As pointed out in an earlier response, if 4 out of 6 are working proper, the pads on the ratchet giving you the problem are the point you want to adjust
 

71firebird400

Bearcat
Joined
Jan 21, 2013
Messages
14
Forgive my brevity, I am typing this from my phone. The double action has its bind towards the end of the stroke, just before the cylinder locks into place. This problem has always existed but gotten worse over time. Half the reason I ordered the new pawl is so that I can monkey around with the new one and know that, worst case scenario, I can throw the old one back in and still have a 'working' gun. I am very hesitant to do anything to the cylinder ratchet as I'm sure its a big job to replace one of those if I ruin it.
 

Precision32

Blackhawk
Joined
Jan 11, 2011
Messages
629
Location
Ocala, FL
I'd tear the firearm down and inspect the trigger and hammer.

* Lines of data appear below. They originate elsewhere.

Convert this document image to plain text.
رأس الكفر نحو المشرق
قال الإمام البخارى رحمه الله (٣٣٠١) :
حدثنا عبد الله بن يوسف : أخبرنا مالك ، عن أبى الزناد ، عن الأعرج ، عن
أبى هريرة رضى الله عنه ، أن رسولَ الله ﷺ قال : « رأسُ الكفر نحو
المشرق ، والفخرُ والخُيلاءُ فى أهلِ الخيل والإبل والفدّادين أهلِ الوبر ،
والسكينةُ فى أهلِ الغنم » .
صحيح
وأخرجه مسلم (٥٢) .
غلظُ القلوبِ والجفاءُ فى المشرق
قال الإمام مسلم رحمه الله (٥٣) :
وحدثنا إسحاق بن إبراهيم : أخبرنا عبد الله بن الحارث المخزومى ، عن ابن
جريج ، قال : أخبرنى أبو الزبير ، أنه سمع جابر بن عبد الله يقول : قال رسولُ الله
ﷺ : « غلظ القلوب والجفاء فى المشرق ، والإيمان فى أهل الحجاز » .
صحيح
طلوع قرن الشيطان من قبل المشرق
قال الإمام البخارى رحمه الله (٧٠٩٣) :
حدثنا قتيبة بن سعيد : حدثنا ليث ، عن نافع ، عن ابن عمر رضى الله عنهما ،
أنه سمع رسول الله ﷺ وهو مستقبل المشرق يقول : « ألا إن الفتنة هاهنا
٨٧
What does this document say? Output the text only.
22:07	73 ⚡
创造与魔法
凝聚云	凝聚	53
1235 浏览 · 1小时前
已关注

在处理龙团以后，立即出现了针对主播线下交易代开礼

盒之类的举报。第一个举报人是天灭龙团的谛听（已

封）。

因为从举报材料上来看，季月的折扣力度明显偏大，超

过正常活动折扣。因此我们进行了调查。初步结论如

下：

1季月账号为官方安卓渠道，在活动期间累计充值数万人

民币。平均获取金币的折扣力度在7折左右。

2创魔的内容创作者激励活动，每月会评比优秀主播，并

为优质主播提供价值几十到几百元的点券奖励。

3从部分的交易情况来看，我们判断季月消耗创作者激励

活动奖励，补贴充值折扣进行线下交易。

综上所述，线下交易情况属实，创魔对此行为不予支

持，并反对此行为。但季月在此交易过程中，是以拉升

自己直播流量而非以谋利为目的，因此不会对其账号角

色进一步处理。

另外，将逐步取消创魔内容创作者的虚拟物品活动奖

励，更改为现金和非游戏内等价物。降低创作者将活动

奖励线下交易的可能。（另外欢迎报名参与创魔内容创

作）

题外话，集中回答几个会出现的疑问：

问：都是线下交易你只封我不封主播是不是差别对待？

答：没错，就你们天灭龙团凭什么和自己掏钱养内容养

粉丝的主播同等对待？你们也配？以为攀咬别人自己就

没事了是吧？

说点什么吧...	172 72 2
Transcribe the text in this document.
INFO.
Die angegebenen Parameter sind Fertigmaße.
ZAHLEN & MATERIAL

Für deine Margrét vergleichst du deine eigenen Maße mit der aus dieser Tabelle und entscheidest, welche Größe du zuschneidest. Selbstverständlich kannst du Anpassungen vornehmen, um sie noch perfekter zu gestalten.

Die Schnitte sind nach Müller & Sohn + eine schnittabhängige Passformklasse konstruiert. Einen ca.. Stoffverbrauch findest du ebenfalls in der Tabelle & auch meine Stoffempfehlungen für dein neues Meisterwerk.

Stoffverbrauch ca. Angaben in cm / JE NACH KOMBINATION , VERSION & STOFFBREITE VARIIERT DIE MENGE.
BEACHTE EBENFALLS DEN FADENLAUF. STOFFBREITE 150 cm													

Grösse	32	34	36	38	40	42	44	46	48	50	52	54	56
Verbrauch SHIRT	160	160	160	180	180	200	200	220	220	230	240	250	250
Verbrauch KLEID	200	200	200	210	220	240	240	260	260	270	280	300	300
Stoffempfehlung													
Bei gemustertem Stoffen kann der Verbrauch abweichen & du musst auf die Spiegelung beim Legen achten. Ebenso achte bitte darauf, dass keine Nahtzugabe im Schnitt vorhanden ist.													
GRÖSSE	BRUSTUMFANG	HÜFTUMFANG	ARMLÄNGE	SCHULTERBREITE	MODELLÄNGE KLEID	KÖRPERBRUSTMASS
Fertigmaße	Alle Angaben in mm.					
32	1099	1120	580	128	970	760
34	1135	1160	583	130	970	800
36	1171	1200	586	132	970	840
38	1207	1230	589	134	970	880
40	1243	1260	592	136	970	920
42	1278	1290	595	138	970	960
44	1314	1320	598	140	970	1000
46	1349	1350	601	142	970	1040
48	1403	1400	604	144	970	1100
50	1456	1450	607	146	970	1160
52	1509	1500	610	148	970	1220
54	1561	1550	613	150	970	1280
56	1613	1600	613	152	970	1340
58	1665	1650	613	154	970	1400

I would think that if it were the hand, the jam would occur after the cylinder locks in place. With the cylinder stop still down, what would jam the action? The hand should continue pushing the ratchet around the cylinder pin as the cylinder is still free to move. On the other hand, ( no pun intended) the trigger is just getting to the end of it's travel to release and drop the hammer.
 

Precision32

Blackhawk
Joined
Jan 11, 2011
Messages
629
Location
Ocala, FL
Had some more thoughts on this. Check the barrel/cylinder gap. The hand could be pushing it far enough forward that it could be rubbing these together causing your drag..
 

71firebird400

Bearcat
Joined
Jan 21, 2013
Messages
14
Precision32- Checked the barrel/cylinder gap; cylinder rotates perfectly in the frame.

I ended up sending the gun to Ruger last Thursday; it arrived to them on Friday. I got an email yesterday (Wednesday) that it was on it's way back to me; at no charge. Wow! Ruger customer service is unbelievable.